2.4. Художественное произведение как результат творчества и объект восприятия
Для многих художников раннего модернизма было характерно отношение к творческому акту как к процессу сакральному. Не был исключением в этом отношении и Кандинский. Для него творчество — действо, вырывающее художника из реального мира, приводящее к самозабвению и позволяющее «распоряжаться» всеобъемлющему Духу в пространствах души художника. Такое состояние обусловлено призванием истинного художника, обязанности которого «велики и святы»1. Этот уход от условностей и привычек повседневной жизни, своего рода «закон субботы», по выражению Флоренского, позволяет внятно слышать «вещие голоса души» и обнаруживать «тайные силы природы», готовые к союзу с творческими силами личности2. И тогда художник становится «проводником и органом сил, неизвестных будничному сознанию»3. В этих утверждениях двух авторов отчетливо слышны и религиозность, и мистика, и пантеизм, весьма характерные для обоих.
Отношение Кандинского к творчеству как к сакральному действу во многом формирует его систему запретов. Первый из них касается изображения эмоций, переживаний художника в художественном произведении (1.4.). Как уже было сказано, по мнению Кандинского, художник не имеет права изображать свои чувства и эмоции4. Через него говорит дух, и в подлинном произведении он проявлен столь мощно и полно, что чувствам и эмоциям индивида нет места. В этом утверждении Кандинский приближается к идее дегуманизации искусства — максимально возможном изъятии из творческого процесса чисто человеческих проявлений, к «триумфу над человеческим»5. Такого рода позиции, были озвучены и до Кандинского.

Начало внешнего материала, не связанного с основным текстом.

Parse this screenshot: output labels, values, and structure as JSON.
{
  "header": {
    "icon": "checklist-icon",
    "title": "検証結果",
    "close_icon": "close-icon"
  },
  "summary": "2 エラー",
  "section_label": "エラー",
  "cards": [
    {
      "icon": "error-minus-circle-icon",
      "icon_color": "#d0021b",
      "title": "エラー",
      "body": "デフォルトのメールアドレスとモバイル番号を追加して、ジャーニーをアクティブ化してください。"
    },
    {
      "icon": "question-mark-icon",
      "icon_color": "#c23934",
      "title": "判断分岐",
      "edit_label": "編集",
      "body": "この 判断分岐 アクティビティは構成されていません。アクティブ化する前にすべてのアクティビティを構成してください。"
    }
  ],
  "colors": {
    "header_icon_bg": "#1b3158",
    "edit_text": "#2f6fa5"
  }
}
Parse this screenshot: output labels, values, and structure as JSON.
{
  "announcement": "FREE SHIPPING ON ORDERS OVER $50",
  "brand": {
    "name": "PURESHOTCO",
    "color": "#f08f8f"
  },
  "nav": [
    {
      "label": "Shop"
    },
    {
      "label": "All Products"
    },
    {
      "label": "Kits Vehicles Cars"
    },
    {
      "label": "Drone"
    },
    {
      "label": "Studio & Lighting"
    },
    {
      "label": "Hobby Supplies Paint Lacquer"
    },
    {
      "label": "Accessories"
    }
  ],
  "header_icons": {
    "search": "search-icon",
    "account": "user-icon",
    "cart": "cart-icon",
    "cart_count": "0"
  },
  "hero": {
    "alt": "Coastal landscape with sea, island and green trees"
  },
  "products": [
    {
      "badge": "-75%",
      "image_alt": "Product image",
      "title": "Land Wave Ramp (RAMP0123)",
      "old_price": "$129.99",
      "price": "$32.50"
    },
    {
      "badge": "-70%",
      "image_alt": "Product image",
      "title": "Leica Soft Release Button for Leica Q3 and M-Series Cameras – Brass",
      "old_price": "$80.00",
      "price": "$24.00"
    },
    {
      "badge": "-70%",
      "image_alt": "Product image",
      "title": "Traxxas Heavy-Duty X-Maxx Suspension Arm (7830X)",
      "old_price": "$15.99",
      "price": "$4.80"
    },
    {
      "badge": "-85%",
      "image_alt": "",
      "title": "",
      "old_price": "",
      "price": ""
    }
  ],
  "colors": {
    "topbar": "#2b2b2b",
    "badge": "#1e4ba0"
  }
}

Так, в когорте противников привнесения в искусство собственных душевных состояний6 оказался О. Уайльд, писавший о стремлении искусства «раскрыть людям себя и скрыть художника»7, и добавлявший уже словами своего героя о долге художника «создавать прекрасные произведения, не внося в них ничего из своей личной жизни»8.
Данной позиции противостоит другая, в соответствии с которой творение художника представляется отражением душевного мира мастера. И такого мнения придерживается Матисс, для которого произведение искусства — это проекция души художника (о чем уже говорилось ранее). Но, вынося на первый план собственные переживания, Матисс не представляет процесс творчества и без вмешательства «покровителя» извне: «когда я полон смирения и скромности, я чувствую, как кто-то энергично помогает мне, заставляя меня делать вещи, выходящие за пределы моего понимания»9. Тем самым Матисс противоречит самому себе, прибавляя к результату творчества в виде проекции своей души «вещи», явно выходящие за пределы им же обозначенные, что не позволяет все-таки рассматривать его позицию как полностью антагонистическую по отношению к точке зрения Кандинского. Итак, Кандинский накладывает первый запрет на отражение душевно-эмоционального в процессе творчества.
Второй запрет касается этой же душевно-эмоциональной сферы личности и связан с ее определенной устремленностью. Священный характер творчества обусловливает, по мнению Кандинского, особое к себе отношение и предварительную подготовку для его осуществления. Необходимым оказывается очищение мыслей, чувств художника. Матисс, сближаясь с Кандинским в этом вопросе, описывает такой процесс подготовки как погружение в состояние «полнейшего смирения, чистоты, девственности, невинности, словно с пустой головой, — словом, в состояние духа, подобное тому, в каком пребывает причащающийся, подходящий к Святой Чаше»10. Поскольку только на таком «высоком» уровне и возможно созидание, и «если произведение не священно, оно не существует, оно относится тогда к анекдотичному, документальному жанру — что уже не искусство»11.
Матисс решителен в вопросе степени самоотречения творца: он формулирует правило, по которому «врач и священник не должны обзаводиться семьей, чтобы не было опасности, что они поставят преходящие соображения выше требований своей профессии. То же относится к художникам... Художнику надо свести свою жизнь к самому необходимому... Надо упростить свою жизнь, не допускать в нее ничего лишнего»12.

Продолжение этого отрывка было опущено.